Sunday, September 11, 2011

Life And Love: Lessons Learned From 9/11

10 years ago today, the Twin Towers and Pentagon were attacked, and things have been different for the US, and much of the world, ever since.

For the past decade, the meaning of this event has been debated and discussed at length, with some elements of our political factions politicizing the tragedy and some elements capitalizing on the attacks in order to further their own agendas. Whether justified or not, 9/11 has lead to two wars for our country and changed the political landscape of Washington and elsewhere. Even now, politicians and pundit make use of that day to launch themselves into the limelight (or, in Sally Kern's case, sell books).

9/11-- three otherwise meaningless numbers-- as a word has taken on a complex and meaningful soul, being a catchphrase now to stand for complicated feelings and ideas. 9/11 for some means "terrorism." 9/11 for some means "take action." 9/11, for most of us, means "tragedy," and that, to me, is what today really means.

Today is no longer, for me, a day that I use to justify or explain our country's actions. It was ten years ago, after all, and many of the perpetrators of that dastardly attack have been brought to justice, to include the mastermind of Al-Qaeda, Osama bin Laden. Did his death finish the saga started by his choice to murder thousands of Americans (and foreign nationals at the site of the attacks)? No. But it did signal a change in meaning for many of us.

Today I remember the people who have died as a result of the attacks on September 11th, 2001. Many of my colleagues choose to put the gay victims of that day in a position of prominence, and I don't fault them. People like Mychal Judge, a gay FDNY chaplain who died administering Last Rites to a victim in the Towers hold a special place in my heart. No-one can argue that Mark Bingham, the gay passenger on United Flight 93 who helped to crash the plane that was destined to kill many more, is a hero. Today is indeed a time to remember them.

I want to remind everyone to remember those that have died in the conflicts since that day. After all, had not bin Laden slaughtered thousands of innocents in order to terrorize the West, a man I knew named Joe Nolan would likely not have been killed in an IED attack. His story is not unique. Many Americans, Iraqis, citizens of Afghanistan, and countless others have died in the conflicts wrought by the War on Terror, and they deserve mention.
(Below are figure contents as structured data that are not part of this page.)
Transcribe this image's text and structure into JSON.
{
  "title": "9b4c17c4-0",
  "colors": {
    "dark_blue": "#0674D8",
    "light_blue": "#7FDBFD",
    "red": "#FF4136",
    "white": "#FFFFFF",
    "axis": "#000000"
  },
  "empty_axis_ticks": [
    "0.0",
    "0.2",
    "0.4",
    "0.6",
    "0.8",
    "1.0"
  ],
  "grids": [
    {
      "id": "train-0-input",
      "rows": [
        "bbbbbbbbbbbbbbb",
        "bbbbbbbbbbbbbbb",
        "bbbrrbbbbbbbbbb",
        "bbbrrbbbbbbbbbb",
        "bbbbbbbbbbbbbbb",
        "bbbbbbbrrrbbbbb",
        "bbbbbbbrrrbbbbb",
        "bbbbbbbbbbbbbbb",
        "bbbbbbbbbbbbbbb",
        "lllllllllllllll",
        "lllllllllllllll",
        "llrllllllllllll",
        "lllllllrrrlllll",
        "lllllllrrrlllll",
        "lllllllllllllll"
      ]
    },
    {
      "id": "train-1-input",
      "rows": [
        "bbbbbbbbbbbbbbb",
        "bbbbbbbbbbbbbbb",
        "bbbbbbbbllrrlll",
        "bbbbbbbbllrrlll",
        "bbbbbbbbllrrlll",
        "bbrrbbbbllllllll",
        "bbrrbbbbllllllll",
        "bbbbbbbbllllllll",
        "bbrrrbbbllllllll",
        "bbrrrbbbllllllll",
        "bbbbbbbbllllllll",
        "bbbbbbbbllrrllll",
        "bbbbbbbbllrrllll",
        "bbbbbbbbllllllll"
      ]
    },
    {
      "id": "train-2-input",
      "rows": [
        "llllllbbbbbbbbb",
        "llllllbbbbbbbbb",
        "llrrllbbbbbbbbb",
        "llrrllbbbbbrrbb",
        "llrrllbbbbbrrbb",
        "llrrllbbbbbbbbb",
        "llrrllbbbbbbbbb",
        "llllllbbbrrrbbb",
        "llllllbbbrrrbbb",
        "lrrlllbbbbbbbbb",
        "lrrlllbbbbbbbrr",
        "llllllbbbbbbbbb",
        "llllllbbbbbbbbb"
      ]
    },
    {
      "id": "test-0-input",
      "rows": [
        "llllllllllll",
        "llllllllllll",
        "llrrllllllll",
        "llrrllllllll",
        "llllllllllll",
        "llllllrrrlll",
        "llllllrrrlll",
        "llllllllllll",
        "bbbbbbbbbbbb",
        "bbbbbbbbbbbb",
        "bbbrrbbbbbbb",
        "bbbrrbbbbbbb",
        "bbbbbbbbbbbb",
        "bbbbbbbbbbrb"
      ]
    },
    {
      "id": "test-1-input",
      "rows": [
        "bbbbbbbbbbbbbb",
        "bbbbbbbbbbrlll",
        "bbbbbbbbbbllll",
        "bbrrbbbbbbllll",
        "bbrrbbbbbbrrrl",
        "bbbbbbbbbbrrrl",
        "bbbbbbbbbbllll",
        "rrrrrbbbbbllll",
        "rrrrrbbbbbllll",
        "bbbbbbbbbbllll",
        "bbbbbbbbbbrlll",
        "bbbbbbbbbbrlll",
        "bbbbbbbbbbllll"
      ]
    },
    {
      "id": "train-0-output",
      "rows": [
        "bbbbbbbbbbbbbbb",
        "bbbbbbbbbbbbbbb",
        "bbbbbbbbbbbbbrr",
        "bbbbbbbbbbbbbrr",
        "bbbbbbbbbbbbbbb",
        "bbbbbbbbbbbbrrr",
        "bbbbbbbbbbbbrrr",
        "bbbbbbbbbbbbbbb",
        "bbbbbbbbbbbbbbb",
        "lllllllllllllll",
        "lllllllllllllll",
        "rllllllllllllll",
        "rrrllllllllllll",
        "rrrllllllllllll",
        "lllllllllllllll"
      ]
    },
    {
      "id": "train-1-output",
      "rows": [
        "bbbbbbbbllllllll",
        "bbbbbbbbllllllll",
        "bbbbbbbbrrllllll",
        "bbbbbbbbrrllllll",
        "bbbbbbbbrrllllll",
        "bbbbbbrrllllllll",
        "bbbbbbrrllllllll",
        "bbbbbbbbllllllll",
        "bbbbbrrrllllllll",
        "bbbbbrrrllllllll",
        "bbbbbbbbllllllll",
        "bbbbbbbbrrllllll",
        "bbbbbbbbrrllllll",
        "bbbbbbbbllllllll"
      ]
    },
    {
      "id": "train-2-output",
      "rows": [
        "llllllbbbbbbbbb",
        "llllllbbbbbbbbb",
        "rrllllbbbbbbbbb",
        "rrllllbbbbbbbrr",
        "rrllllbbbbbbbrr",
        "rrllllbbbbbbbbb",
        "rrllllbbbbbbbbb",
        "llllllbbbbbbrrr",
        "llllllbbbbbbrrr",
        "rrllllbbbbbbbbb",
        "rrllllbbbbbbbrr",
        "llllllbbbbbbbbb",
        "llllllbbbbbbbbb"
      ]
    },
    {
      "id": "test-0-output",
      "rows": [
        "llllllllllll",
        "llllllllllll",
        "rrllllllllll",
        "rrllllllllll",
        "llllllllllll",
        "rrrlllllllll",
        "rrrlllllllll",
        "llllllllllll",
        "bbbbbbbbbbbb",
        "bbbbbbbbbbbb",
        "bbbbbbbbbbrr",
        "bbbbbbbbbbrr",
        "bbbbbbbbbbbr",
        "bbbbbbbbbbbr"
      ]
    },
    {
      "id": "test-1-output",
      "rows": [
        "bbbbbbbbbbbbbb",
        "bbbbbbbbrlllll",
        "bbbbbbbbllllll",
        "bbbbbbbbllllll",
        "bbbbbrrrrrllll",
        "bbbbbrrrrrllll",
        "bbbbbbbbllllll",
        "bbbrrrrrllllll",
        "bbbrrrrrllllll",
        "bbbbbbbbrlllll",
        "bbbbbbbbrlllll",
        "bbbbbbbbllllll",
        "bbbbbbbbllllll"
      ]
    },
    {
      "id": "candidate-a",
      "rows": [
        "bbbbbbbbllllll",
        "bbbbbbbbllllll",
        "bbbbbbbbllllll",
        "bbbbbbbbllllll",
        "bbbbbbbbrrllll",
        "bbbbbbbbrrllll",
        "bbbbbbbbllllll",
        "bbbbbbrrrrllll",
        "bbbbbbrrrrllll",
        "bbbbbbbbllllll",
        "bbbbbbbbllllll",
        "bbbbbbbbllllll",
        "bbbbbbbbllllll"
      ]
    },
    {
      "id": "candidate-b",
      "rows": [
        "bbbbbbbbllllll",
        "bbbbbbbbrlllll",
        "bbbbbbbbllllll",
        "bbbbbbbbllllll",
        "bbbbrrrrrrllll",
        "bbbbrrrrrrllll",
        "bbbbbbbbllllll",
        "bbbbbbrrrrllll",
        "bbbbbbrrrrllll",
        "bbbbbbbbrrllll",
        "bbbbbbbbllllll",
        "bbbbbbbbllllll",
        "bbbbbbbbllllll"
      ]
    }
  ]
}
So, today, go to a memorial if you choose, or stay at home and think. But, please, today is not a time for divisive rhetoric or politicized grandstanding. Today is merely this: Ten years ago today, a lot of people died and it was really really sad. Since then, thousands more have died and that's even sadder. Honor those people, respect their deaths, give thanks for their sacrifices, and most of all? Just be good to each other.

For in the end, that's what went wrong ten years ago today. People turned aside from their essential humanity and decided to hurt, maim, and kill. That day, and in the years since, many people have chosen to express their rage, dissatisfaction, and malcontent through the unforgiving recourse of war and death, and that is the real tragedy.

So be kind to each other, love each other, and have peace with each other, friends. Life is really short, and because of 9/11, many of us no longer get the luxury of love and peace. But never fear, friends, these simple extensions of compassion are unassailable to the tenets of hatred and murder.

So that's what I learned from 9/11, so long ago. I went to war because of the tragedy, and it has taken ten long years for me to understand this simple and invaluable lesson: We are all human, and we do our human family grave injustice if we resort to violence, hatred, bigotry, and merciless war.

Peace, friends. Peace to you and yours, and peace to the souls of those who have passed.